Richard Wagner in a letter dated 3 May 1858 from Zurich to Kapellmeister Eduard Stein concerning the performance of Lohengrin at the Court Theatre in Sondershausen on 26. March 1858: "... I have just read a report on your performance of my Lohengrin, and I see from it that I was so happy to meet in you one of those rare friends whose beautiful and uplifting participation alone does not make me regret having given my works to the public, where they so often and usually experience the fate of maltreatment and ridicule. [...] To your honoured orchestra, as well as to the singers unknown to me, who distinguished themselves so well in Lohengrin, my greatest thanks and best regards! [...] Thanks, thanks for the pleasure you gave me!"

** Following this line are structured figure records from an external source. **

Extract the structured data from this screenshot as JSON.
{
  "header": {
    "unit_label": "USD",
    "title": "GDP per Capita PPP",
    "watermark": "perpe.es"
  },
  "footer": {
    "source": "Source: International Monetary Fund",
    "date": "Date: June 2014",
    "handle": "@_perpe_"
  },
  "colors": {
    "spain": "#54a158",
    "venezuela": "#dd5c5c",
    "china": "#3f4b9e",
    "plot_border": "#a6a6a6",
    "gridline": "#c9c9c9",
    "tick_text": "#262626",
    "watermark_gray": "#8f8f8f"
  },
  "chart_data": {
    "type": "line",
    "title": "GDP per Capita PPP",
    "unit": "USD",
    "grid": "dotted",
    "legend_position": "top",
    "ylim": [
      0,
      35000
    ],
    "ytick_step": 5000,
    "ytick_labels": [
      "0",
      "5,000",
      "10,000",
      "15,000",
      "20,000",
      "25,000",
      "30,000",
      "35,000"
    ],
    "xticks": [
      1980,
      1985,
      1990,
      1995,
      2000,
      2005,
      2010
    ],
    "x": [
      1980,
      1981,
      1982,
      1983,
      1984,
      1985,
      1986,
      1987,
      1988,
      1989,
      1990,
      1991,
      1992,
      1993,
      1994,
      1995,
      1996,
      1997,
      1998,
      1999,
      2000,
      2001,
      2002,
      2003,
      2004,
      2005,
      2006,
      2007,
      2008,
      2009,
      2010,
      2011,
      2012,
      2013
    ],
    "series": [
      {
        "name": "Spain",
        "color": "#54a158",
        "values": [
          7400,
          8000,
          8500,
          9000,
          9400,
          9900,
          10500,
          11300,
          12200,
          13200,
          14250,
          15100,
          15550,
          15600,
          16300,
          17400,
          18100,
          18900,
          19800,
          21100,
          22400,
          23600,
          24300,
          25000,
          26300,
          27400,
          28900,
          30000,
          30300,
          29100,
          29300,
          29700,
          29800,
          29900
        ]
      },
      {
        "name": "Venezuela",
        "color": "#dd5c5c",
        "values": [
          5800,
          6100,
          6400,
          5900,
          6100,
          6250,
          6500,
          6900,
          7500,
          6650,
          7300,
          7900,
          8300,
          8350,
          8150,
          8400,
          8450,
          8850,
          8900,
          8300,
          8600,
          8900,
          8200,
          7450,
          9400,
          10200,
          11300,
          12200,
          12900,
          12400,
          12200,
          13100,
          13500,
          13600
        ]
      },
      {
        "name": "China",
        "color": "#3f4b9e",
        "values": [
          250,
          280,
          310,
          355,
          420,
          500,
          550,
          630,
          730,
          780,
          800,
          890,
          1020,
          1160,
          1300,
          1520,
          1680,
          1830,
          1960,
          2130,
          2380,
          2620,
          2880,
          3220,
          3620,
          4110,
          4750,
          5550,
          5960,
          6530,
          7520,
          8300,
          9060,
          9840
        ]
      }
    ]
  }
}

From a letter by Max Bruch to Johannes Brahms of 15 June 1870: "... The Princely Orchestra is very good, one of the most beautiful orchestras in Germany. There is excellent discipline; the people are willing and enthusiastic. The most difficult things can be performed very well with this splendidly well-rehearsed orchestra without much effort. In no other place in Germany are so many orchestral novelties performed during the concert season as here......The intercourse with the orchestra is easy and pleasant. I am on the best of terms with the people and will always remain on the friendliest terms with them even after my departure."